Azabu was founded as a middle school at the Toyo Eiwa School but received its new name, Azabu Ordinary Middle School, during the first academic year. The school initially offered classes at the Toyo Eiwa Theological Seminary but it relocated to the current location in 1890 when Toyo Eiwa Theological Seminary was driven into a permanent closure due to a low enrollment. At the time of the relocation, the school received a new name, Azabu Middle School. After the World War II, the school was restructured to create Azabu Junior and Senior High Schools to meet a new regulation. Although they are separate entities, Azabu has been managed as a single school that teaches pupils between seventh and twelves grades.

==Present==
Azabu teaches boys between seventh and twelves grades and admits 300 students each year through a competitive admission process including written exams in Japanese, Mathematics, Science, and Social Science. These written exams are typically conducted on the first day of February annually on Azabu's campus. There are over 100 teachers and about 1,800 students in total at a given time. The school festival, which usually takes place from third to the fifth of May, is one of the largest in Japanese high schools, with over 20,000 people attending each year. The athletic meet is held in October. There are nearly 50 clubs, and the chess club, the Othello club, the go club, and the shogi club are especially well known for their achievements. The clubs (often referred to as “circles” in the school), the school festival, and the athletic meet are all planned and organized solely by students. Azabu is also active in international exchange programs: there currently are exchange programs with Shawnigan Lake School in Canada, Winchester College in UK, and Ningbo Polytechnic in People's Republic of China.

==Location/facility==

The school is located in the Azabu district (the namesake of the school name) in the Minato Ward, and the nearest train station is Hiroo Station (Tokyo Metro Hibiya Line). The Azabu district is mostly residential, and the main gate of the school is so narrow that one may not notice that there is a large school there. Admission to Azabu being so competitive, "Azabu’s narrow gate" signifies how difficult it is to secure a seat at Azabu.

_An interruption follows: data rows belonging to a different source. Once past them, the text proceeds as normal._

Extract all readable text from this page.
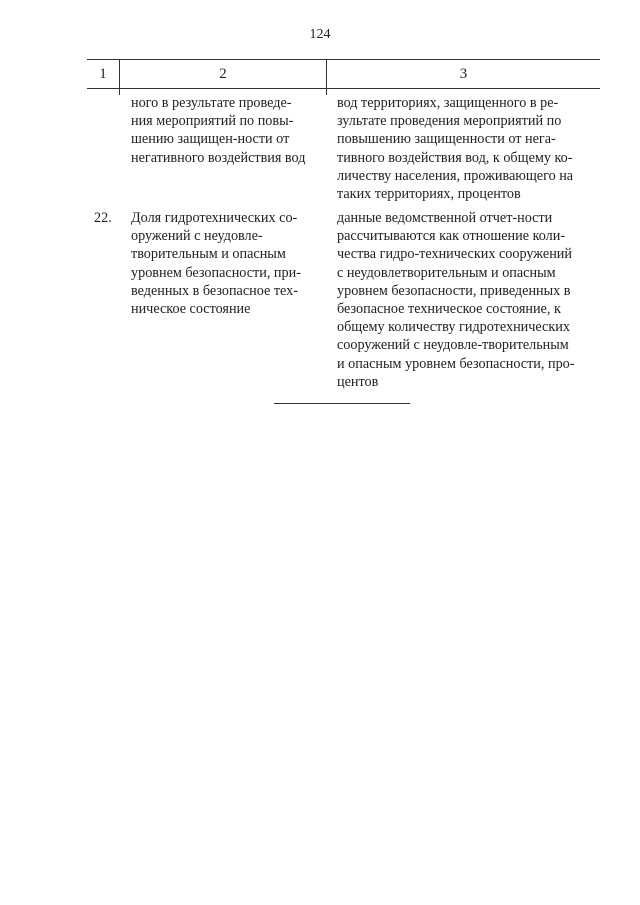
124
1	2	3
ного в результате проведе-
ния мероприятий по повы-
шению защищен-ности от
негативного воздействия вод
вод территориях, защищенного в ре-
зультате проведения мероприятий по
повышению защищенности от нега-
тивного воздействия вод, к общему ко-
личеству населения, проживающего на
таких территориях, процентов
22. Доля гидротехнических со-
оружений с неудовле-
творительным и опасным
уровнем безопасности, при-
веденных в безопасное тех-
ническое состояние
данные ведомственной отчет-ности
рассчитываются как отношение коли-
чества гидро-технических сооружений
с неудовлетворительным и опасным
уровнем безопасности, приведенных в
безопасное техническое состояние, к
общему количеству гидротехнических
сооружений с неудовле-творительным
и опасным уровнем безопасности, про-
центов
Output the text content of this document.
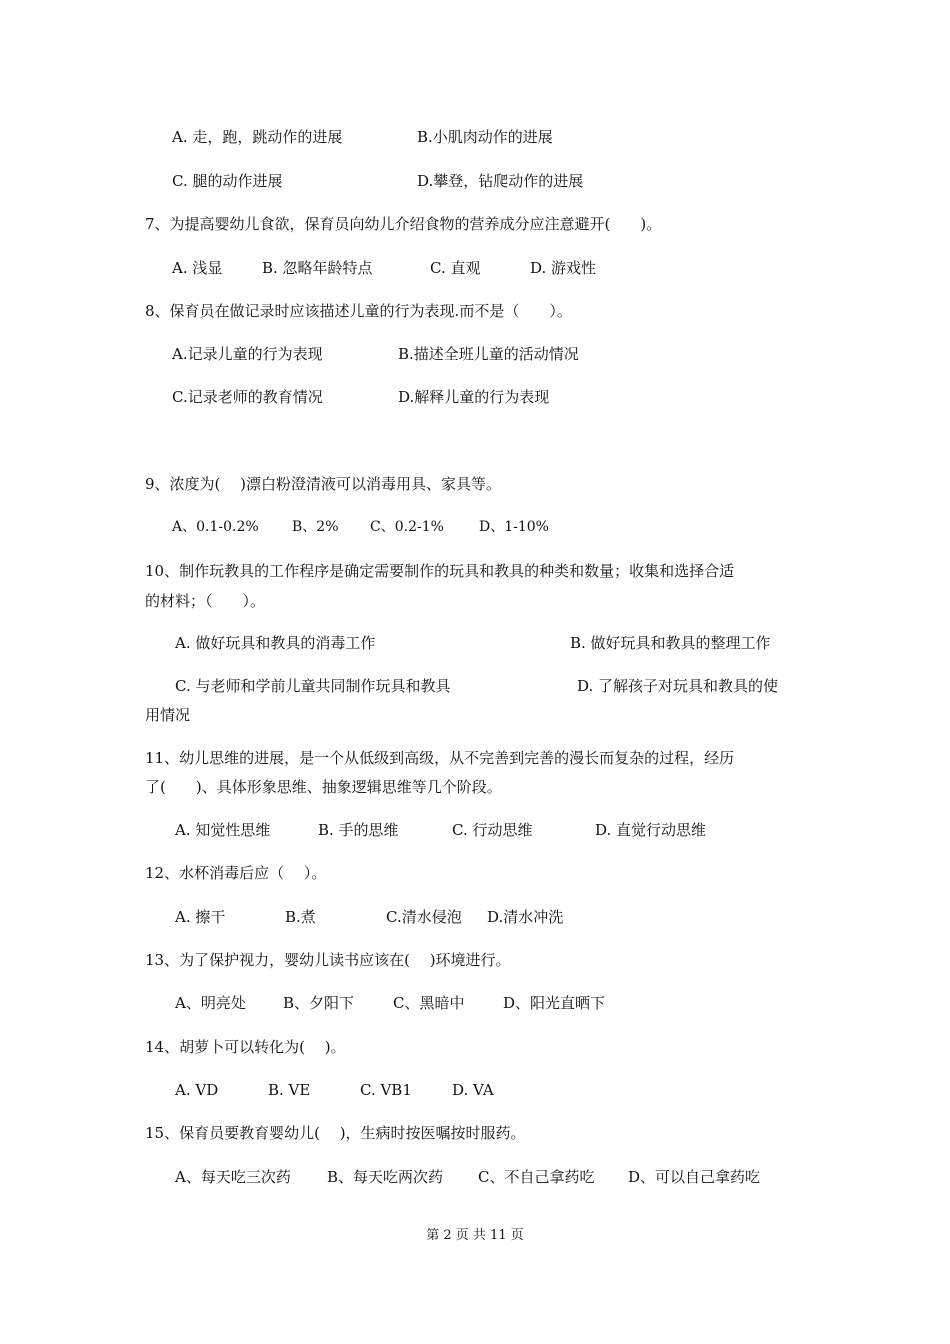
A. 走，跑，跳动作的进展	B.小肌肉动作的进展
C. 腿的动作进展	D.攀登，钻爬动作的进展
7、为提高婴幼儿食欲，保育员向幼儿介绍食物的营养成分应注意避开(　　)。
A. 浅显	B. 忽略年龄特点	C. 直观	D. 游戏性
8、保育员在做记录时应该描述儿童的行为表现.而不是（　　）。
A.记录儿童的行为表现	B.描述全班儿童的活动情况
C.记录老师的教育情况	D.解释儿童的行为表现
9、浓度为(　 )漂白粉澄清液可以消毒用具、家具等。
A、0.1-0.2% B、2% C、0.2-1%	D、1-10%
10、制作玩教具的工作程序是确定需要制作的玩具和教具的种类和数量；收集和选择合适
的材料；（　　）。
A. 做好玩具和教具的消毒工作	B. 做好玩具和教具的整理工作
C. 与老师和学前儿童共同制作玩具和教具	D. 了解孩子对玩具和教具的使
用情况
11、幼儿思维的进展，是一个从低级到高级，从不完善到完善的漫长而复杂的过程，经历
了(　　)、具体形象思维、抽象逻辑思维等几个阶段。
A. 知觉性思维	B. 手的思维	C. 行动思维	D. 直觉行动思维
12、水杯消毒后应（　 ）。
A. 擦干	B.煮	C.清水侵泡 D.清水冲洗
13、为了保护视力，婴幼儿读书应该在(　 )环境进行。
A、明亮处 B、夕阳下	C、黑暗中	D、阳光直晒下
14、胡萝卜可以转化为(　 )。
A. VD	B. VE	C. VB1	D. VA
15、保育员要教育婴幼儿(　 )，生病时按医嘱按时服药。
A、每天吃三次药 B、每天吃两次药 C、不自己拿药吃 D、可以自己拿药吃
第 2 页 共 11 页
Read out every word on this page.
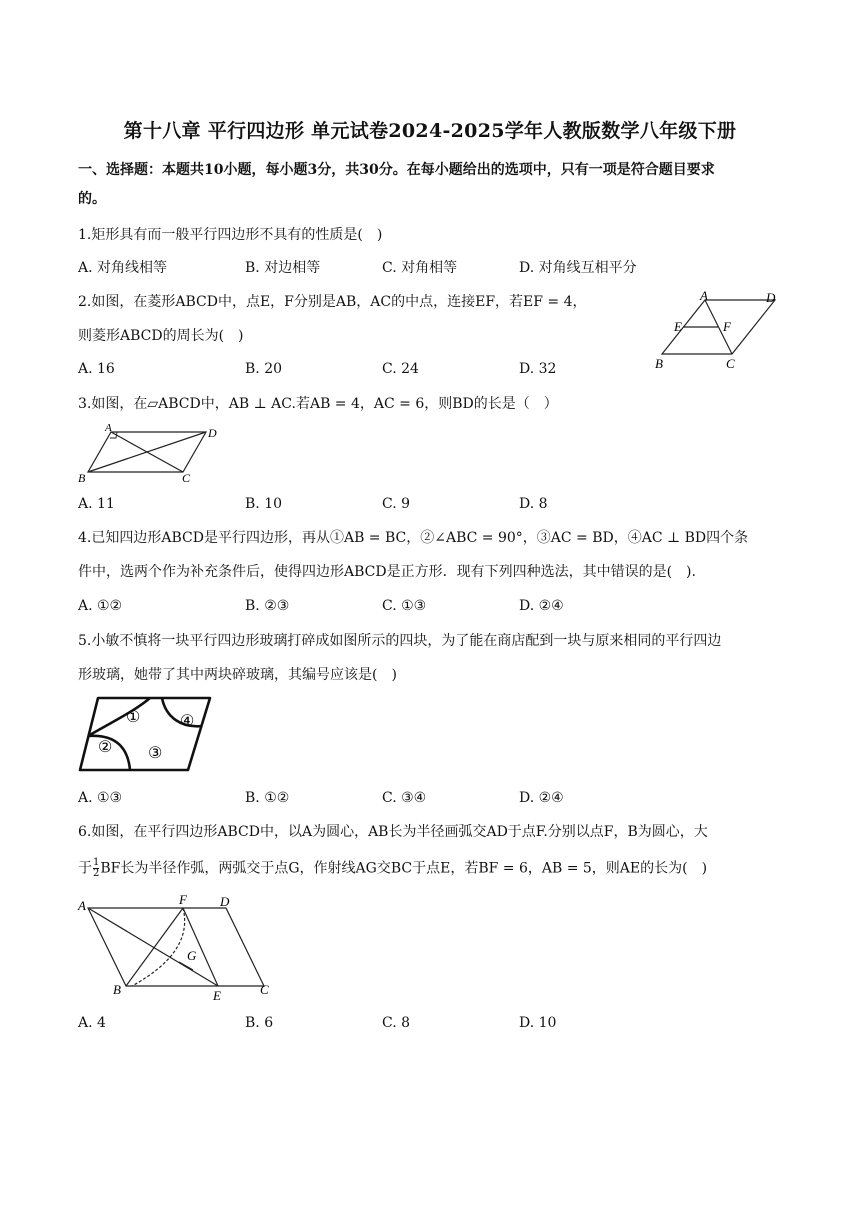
第十八章 平行四边形 单元试卷2024-2025学年人教版数学八年级下册
一、选择题：本题共10小题，每小题3分，共30分。在每小题给出的选项中，只有一项是符合题目要求
的。
1.矩形具有而一般平行四边形不具有的性质是(　)
A. 对角线相等	B. 对边相等	C. 对角相等	D. 对角线互相平分
2.如图，在菱形ABCD中，点E，F分别是AB，AC的中点，连接EF，若EF = 4，
则菱形ABCD的周长为(　)
A. 16	B. 20	C. 24	D. 32
A	D
E	F
B	C
3.如图，在▱ABCD中，AB ⊥ AC.若AB = 4，AC = 6，则BD的长是（　）
A	D
B	C
A. 11	B. 10	C. 9	D. 8
4.已知四边形ABCD是平行四边形，再从①AB = BC，②∠ABC = 90°，③AC = BD，④AC ⊥ BD四个条
件中，选两个作为补充条件后，使得四边形ABCD是正方形．现有下列四种选法，其中错误的是(　).
A. ①②	B. ②③	C. ①③	D. ②④
5.小敏不慎将一块平行四边形玻璃打碎成如图所示的四块，为了能在商店配到一块与原来相同的平行四边
形玻璃，她带了其中两块碎玻璃，其编号应该是(　)
① ④
② ③
A. ①③	B. ①②	C. ③④	D. ②④
6.如图，在平行四边形ABCD中，以A为圆心，AB长为半径画弧交AD于点F.分别以点F，B为圆心，大
于 $\frac{1}{2}$ BF长为半径作弧，两弧交于点G，作射线AG交BC于点E，若BF = 6，AB = 5，则AE的长为(　)
A	F	D
G
B	E	C
A. 4	B. 6	C. 8	D. 10
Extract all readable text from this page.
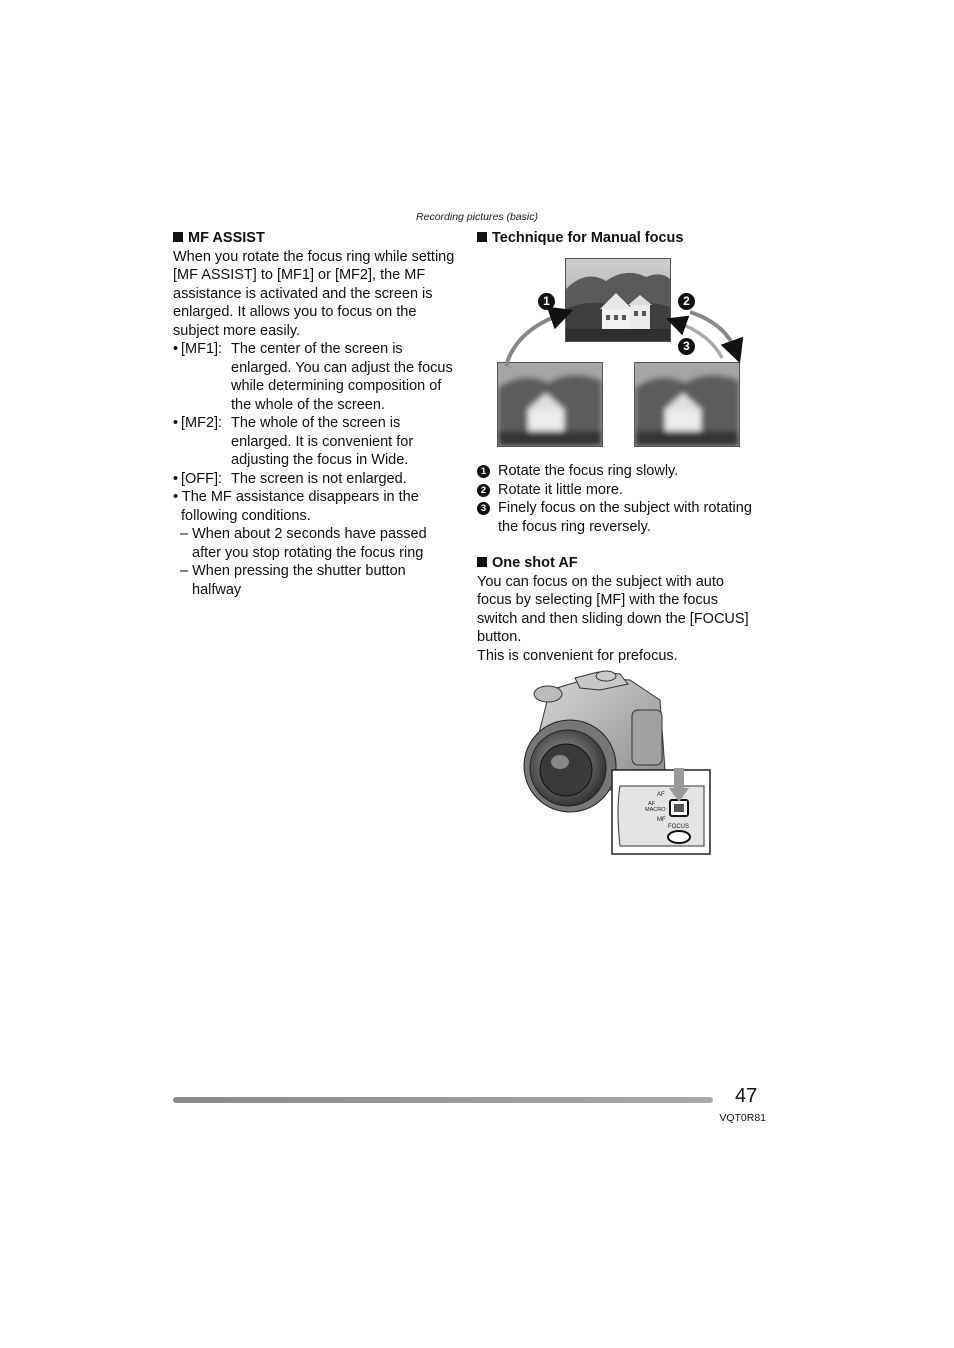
Recording pictures (basic)
MF ASSIST

When you rotate the focus ring while setting [MF ASSIST] to [MF1] or [MF2], the MF assistance is activated and the screen is enlarged. It allows you to focus on the subject more easily.

• [MF1]: The center of the screen is enlarged. You can adjust the focus while determining composition of the whole of the screen.
• [MF2]: The whole of the screen is enlarged. It is convenient for adjusting the focus in Wide.
• [OFF]: The screen is not enlarged.
• The MF assistance disappears in the following conditions.
– When about 2 seconds have passed after you stop rotating the focus ring
– When pressing the shutter button halfway
Technique for Manual focus
1	2
3
1 Rotate the focus ring slowly.
2 Rotate it little more.
3 Finely focus on the subject with rotating the focus ring reversely.
One shot AF

You can focus on the subject with auto focus by selecting [MF] with the focus switch and then sliding down the [FOCUS] button.

This is convenient for prefocus.

AF
AF
MACRO
MF
FOCUS
47
VQT0R81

The classrooms are located in the main building, which is a square-shaped, 4-story building with a courtyard. The courtyard can also be used as two tennis courts. In 1995, a building commemorating the 100th anniversary was constructed. The 100th anniversary building houses the library and some club rooms. The number of books in the library is over 40,000, which is a large number for a high school library.

The schoolyard has a 200-meter track (which is also a soccer field), four volleyball courts, two more tennis courts and a 25-meter pool.